Wake County

Fashion show turns breast cancer survivors into models

Models take a final walk down the runway during the Making Strides Against Breast Cancer of Raleigh Survivor's Fashion Show at Crabtree Valley Mall on Saturday, March 25, 2017.
Models take a final walk down the runway during the Making Strides Against Breast Cancer of Raleigh Survivor's Fashion Show at Crabtree Valley Mall on Saturday, March 25, 2017. newsobserver.com

There aren’t a lot of pretty days for women who have been diagnosed with breast cancer.

Cancer treatments are brutal, causing patients to lose their hair, self-esteem and appetite, as well as creating skin issues.

A fashion show Saturday afternoon gave an enthusiastic boost to 10 breast cancer survivors who strutted down pink-carpeted runways in front of well over 100 people near the entrance to Macy’s at Crabtree Valley Mall.

The Making Strides Against Breast Cancer Fashion Show, now in its fifth year, is sponsored by the American Cancer Society in Raleigh.

“The fashion show gives us an opportunity to dote on them, to make them pretty, to fix them up,” said Tracey Smith, a senior manager with the American Cancer Society. “Because if you look good, you feel better.”

The color pink is symbolic of the breast cancer survivor’s journey. Pink runways, pink lemonade, pink cupcakes and pink floral arrangements were the order of the day to honor the models who are survivors of breast cancer and have completed or are undergoing treatments.

A Raleigh band, Royal Phlush, featuring Phoenix Lei, played a lively mix of rhythm and blues, go-go and inspirational music.

Community partners including volunteers, small businesses and the band contributed everything from cupcakes to music, while Macy’s donated the space, makeup, apparel and accessories.

Smith said the fashion show is one of a series of events that culminates with the 11th Making Strides Against Breast Cancer walk in Raleigh on Oct. 14.
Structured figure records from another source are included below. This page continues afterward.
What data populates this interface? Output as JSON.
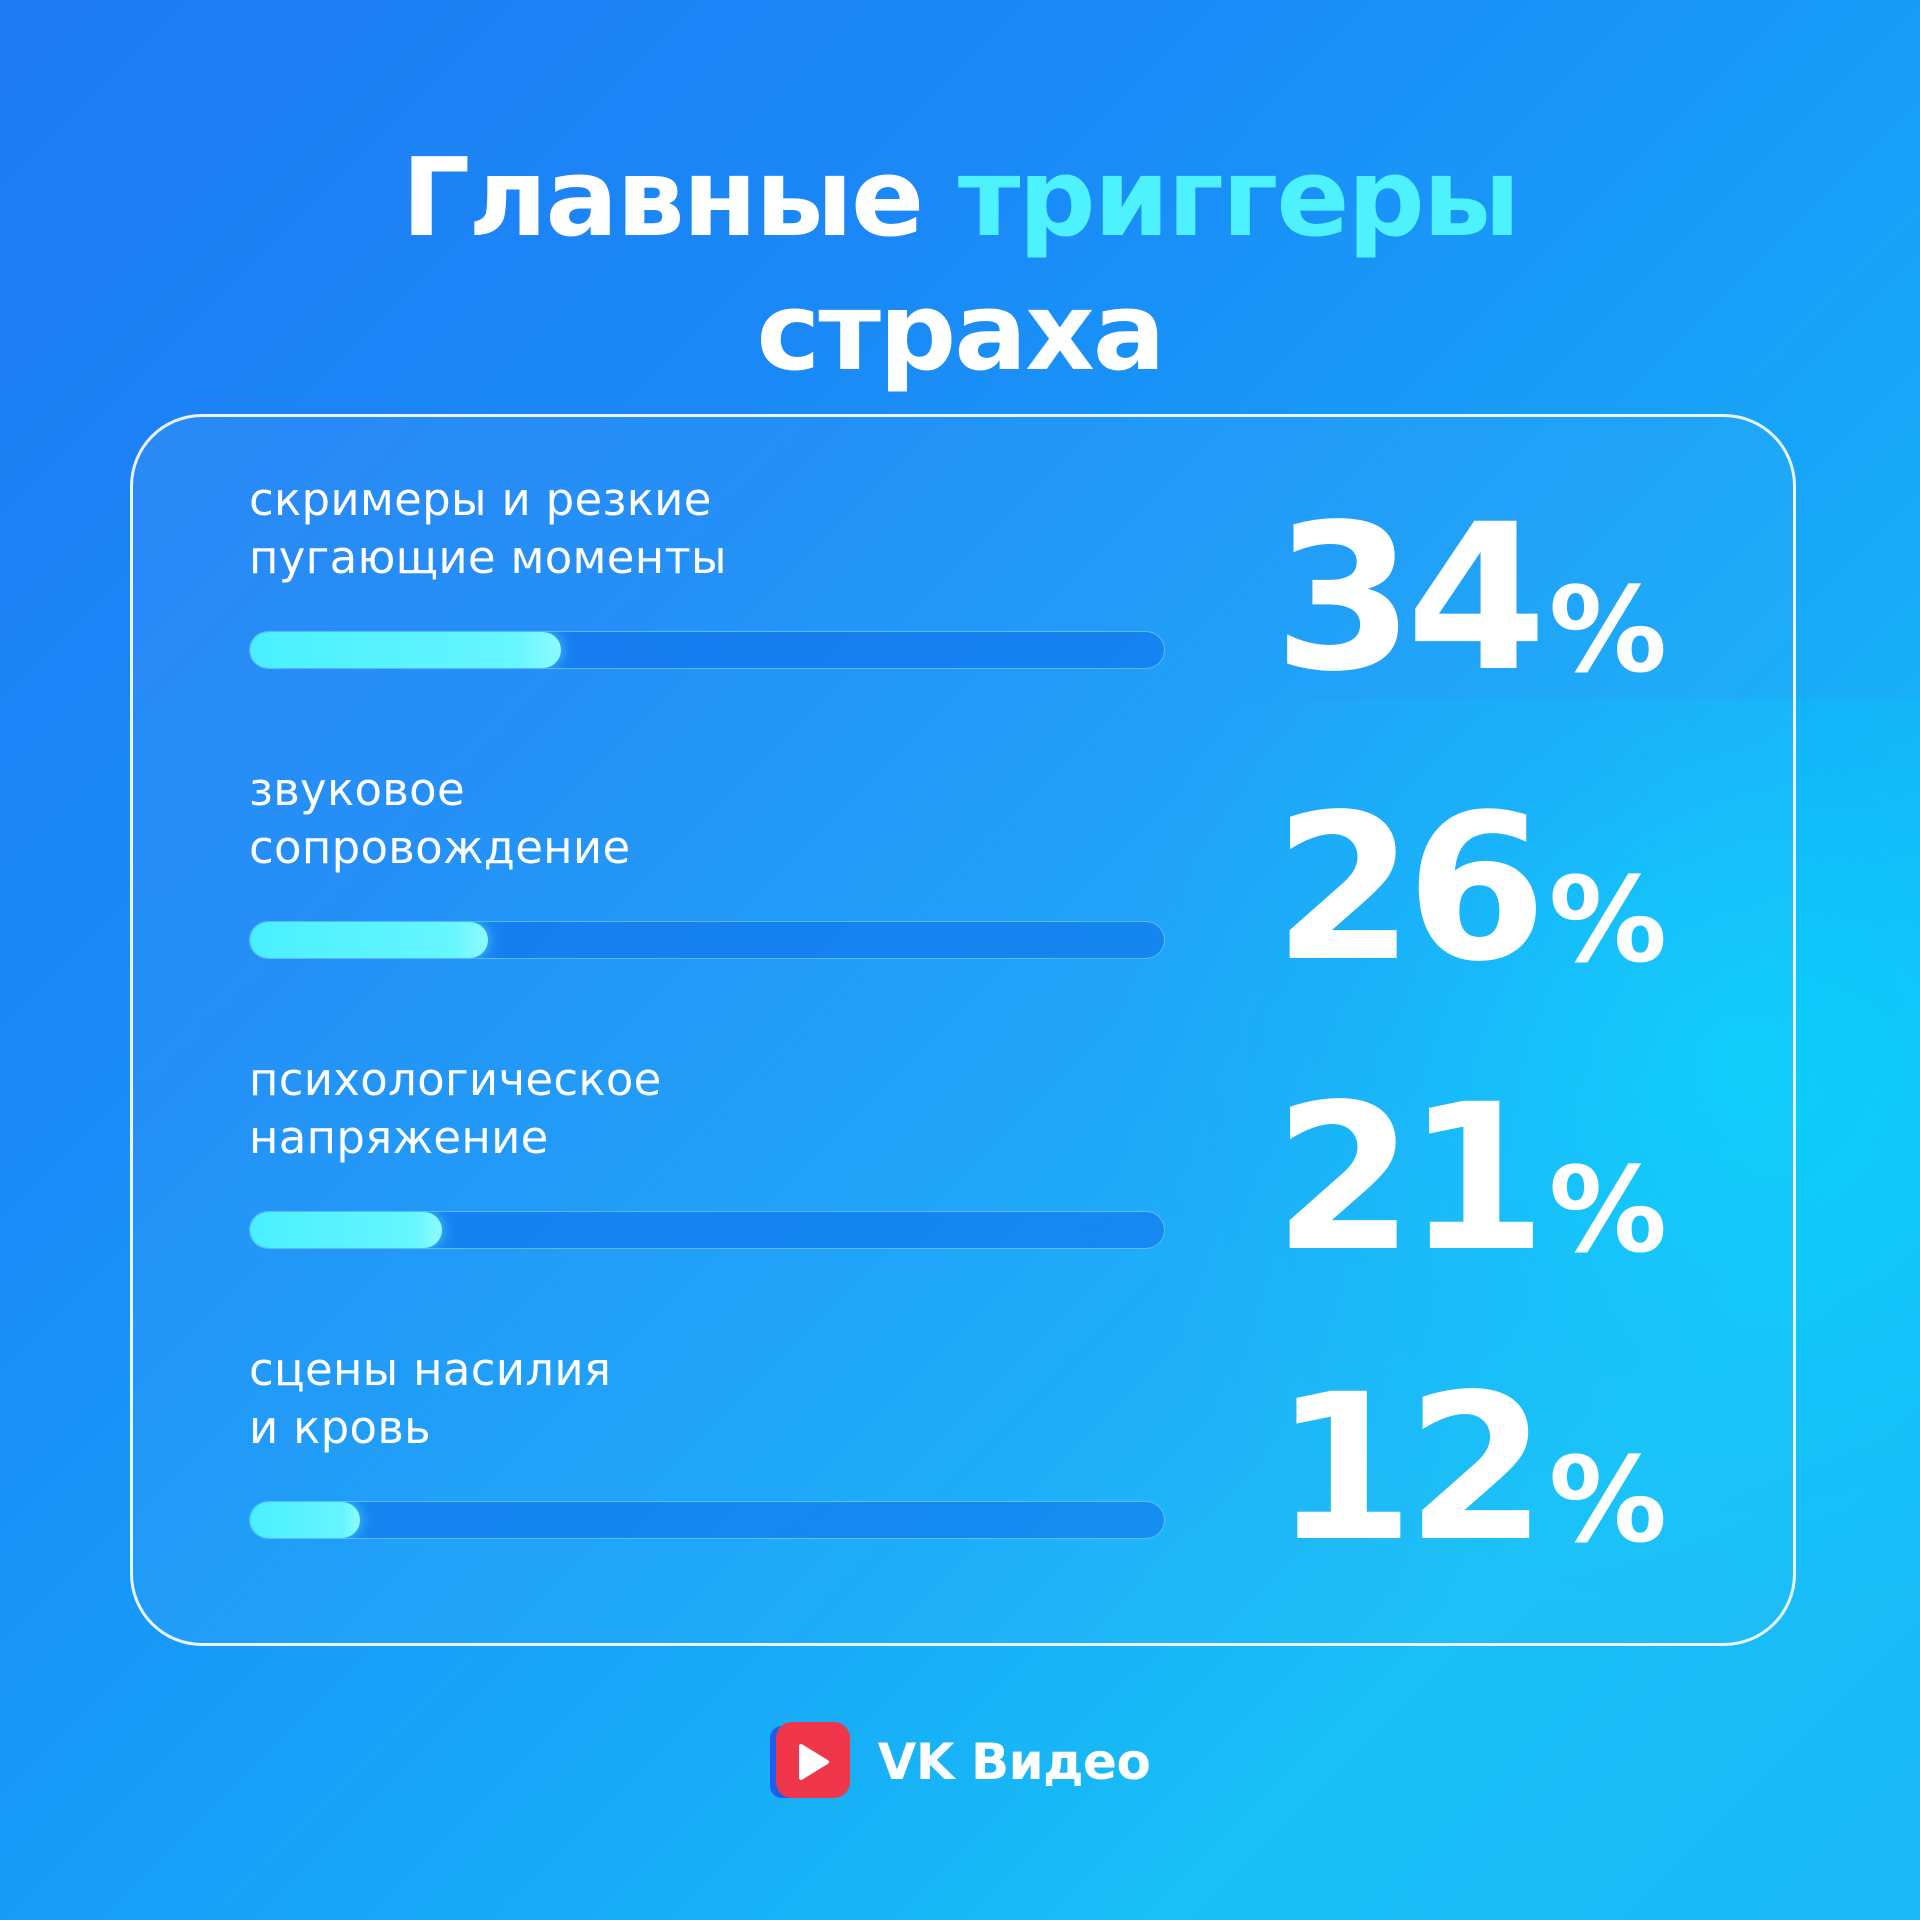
{
  "title": {
    "part1": "Главные",
    "accent": "триггеры",
    "part2": "страха"
  },
  "brand": {
    "name": "VK Видео",
    "logo_icon": "vk-video-play-icon",
    "logo_color": "#f0364b"
  },
  "colors": {
    "accent": "#4ef2ff",
    "background_start": "#1f7bf3",
    "background_end": "#19bff7",
    "bar_track": "#0c6eeb",
    "bar_fill": "#49f0ff"
  },
  "chart_data": {
    "type": "bar",
    "orientation": "horizontal",
    "unit": "%",
    "xlim": [
      0,
      100
    ],
    "categories": [
      "скримеры и резкие\nпугающие моменты",
      "звуковое\nсопровождение",
      "психологическое\nнапряжение",
      "сцены насилия\nи кровь"
    ],
    "values": [
      34,
      26,
      21,
      12
    ],
    "rows": [
      {
        "label": "скримеры и резкие\nпугающие моменты",
        "value": 34,
        "value_text": "34",
        "unit": "%"
      },
      {
        "label": "звуковое\nсопровождение",
        "value": 26,
        "value_text": "26",
        "unit": "%"
      },
      {
        "label": "психологическое\nнапряжение",
        "value": 21,
        "value_text": "21",
        "unit": "%"
      },
      {
        "label": "сцены насилия\nи кровь",
        "value": 12,
        "value_text": "12",
        "unit": "%"
      }
    ]
  }
}
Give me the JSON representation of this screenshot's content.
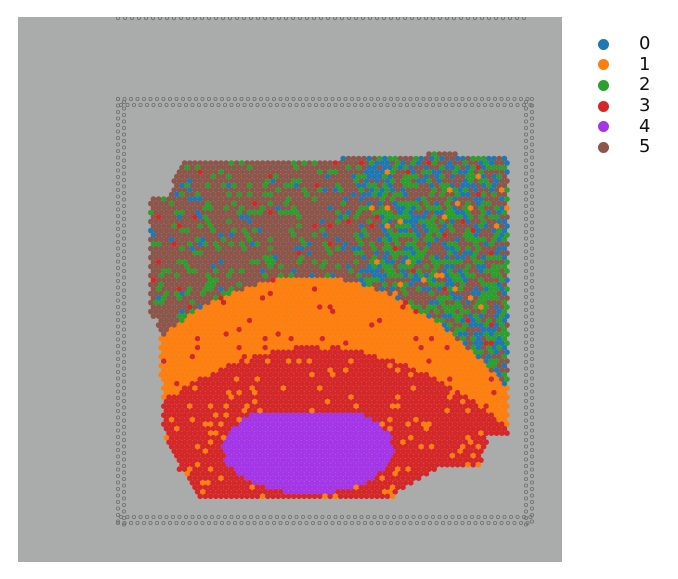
{
  "clusters": [
    {
      "label": "0",
      "color": "#1f77b4"
    },
    {
      "label": "1",
      "color": "#ff7f0e"
    },
    {
      "label": "2",
      "color": "#2ca02c"
    },
    {
      "label": "3",
      "color": "#d62728"
    },
    {
      "label": "4",
      "color": "#a535e8"
    },
    {
      "label": "5",
      "color": "#8c564b"
    }
  ],
  "background_color": "#a9acab"
}
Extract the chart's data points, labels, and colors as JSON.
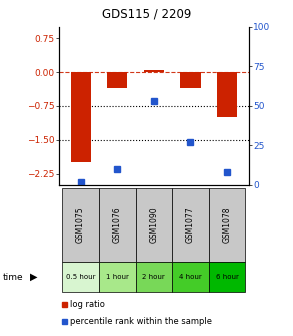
{
  "title": "GDS115 / 2209",
  "samples": [
    "GSM1075",
    "GSM1076",
    "GSM1090",
    "GSM1077",
    "GSM1078"
  ],
  "time_labels": [
    "0.5 hour",
    "1 hour",
    "2 hour",
    "4 hour",
    "6 hour"
  ],
  "log_ratios": [
    -2.0,
    -0.35,
    0.05,
    -0.35,
    -1.0
  ],
  "percentile_ranks": [
    2,
    10,
    53,
    27,
    8
  ],
  "bar_color": "#cc2200",
  "dot_color": "#2255cc",
  "ylim_left": [
    -2.5,
    1.0
  ],
  "ylim_right": [
    0,
    100
  ],
  "yticks_left": [
    0.75,
    0.0,
    -0.75,
    -1.5,
    -2.25
  ],
  "yticks_right": [
    100,
    75,
    50,
    25,
    0
  ],
  "legend_red": "log ratio",
  "legend_blue": "percentile rank within the sample",
  "sample_bg": "#c8c8c8",
  "time_colors": [
    "#d8f5d0",
    "#a8e88a",
    "#78d858",
    "#44cc28",
    "#00b800"
  ]
}
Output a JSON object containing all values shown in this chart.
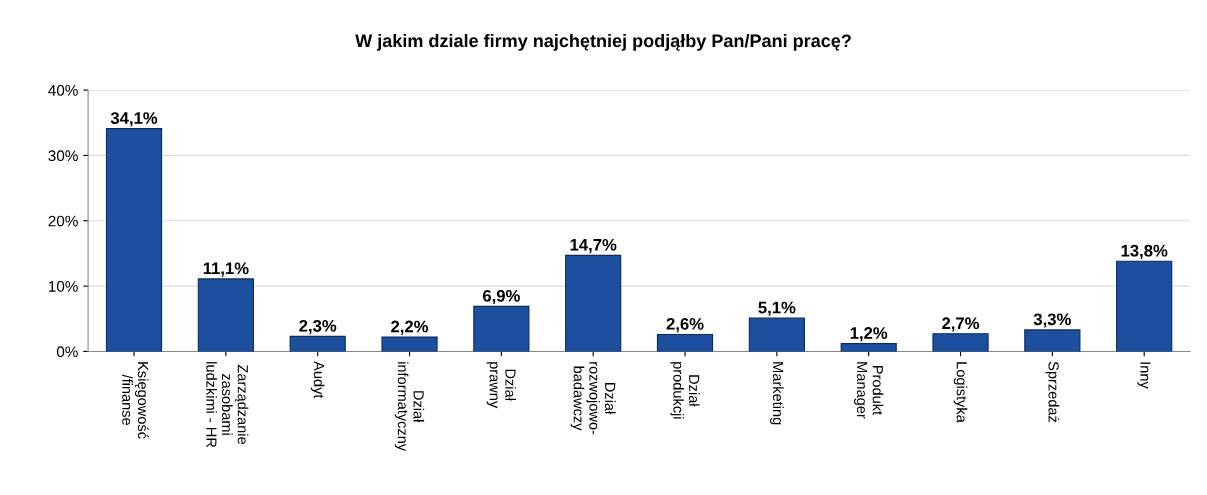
{
  "chart_data": {
    "type": "bar",
    "title": "W jakim dziale firmy najchętniej podjąłby Pan/Pani pracę?",
    "categories": [
      "Księgowość\n/finanse",
      "Zarządzanie\nzasobami\nludzkimi - HR",
      "Audyt",
      "Dział\ninformatyczny",
      "Dział\nprawny",
      "Dział\nrozwojowo-\nbadawczy",
      "Dział\nprodukcji",
      "Marketing",
      "Produkt\nManager",
      "Logistyka",
      "Sprzedaż",
      "Inny"
    ],
    "values": [
      34.1,
      11.1,
      2.3,
      2.2,
      6.9,
      14.7,
      2.6,
      5.1,
      1.2,
      2.7,
      3.3,
      13.8
    ],
    "value_labels": [
      "34,1%",
      "11,1%",
      "2,3%",
      "2,2%",
      "6,9%",
      "14,7%",
      "2,6%",
      "5,1%",
      "1,2%",
      "2,7%",
      "3,3%",
      "13,8%"
    ],
    "color": "#1c4f9e",
    "ylim": [
      0,
      40
    ],
    "yticks": [
      {
        "value": 0,
        "label": "0%"
      },
      {
        "value": 10,
        "label": "10%"
      },
      {
        "value": 20,
        "label": "20%"
      },
      {
        "value": 30,
        "label": "30%"
      },
      {
        "value": 40,
        "label": "40%"
      }
    ],
    "grid": "y"
  }
}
The annual event raises awareness about the disease and funds for breast cancer research. All the models have survived the disease for periods ranging from nine months to seven years, said Juanita Taylor, an American Cancer Society spokeswoman and four-year survivor.

We were totally like high school girls, enjoying the makeup and the pampering and a few minutes to forget everything else.

Tara Sparks of Johnston County

One of the models, Tara Sparks, a 43-year-old wife and mother who lives in Johnston County, was diagnosed with breast cancer on Nov. 23, 2015, and completed her chemotherapy treatments on May 20. Sparks said she and the other models were “giggly, nervous,” before the start of the fashion show.

“Oh gosh, we were totally like high school girls, enjoying the makeup and the pampering and a few minutes to forget everything else,” she said. “It was truly amazing.”

Sparks, who had undergone a bilateral mastectomy, chemotherapy and breast reconstruction, said her favorite part of the show was the evening wear segment. She wore a black dress with a low cut that accentuated the scars from her bilateral mastectomy.

“The dress fit like a T,” she said. “I really felt proud of where I came from and where I am today. I would have never imagined that after coming from such an ugly experience, that I would be part of such a wonderful event.”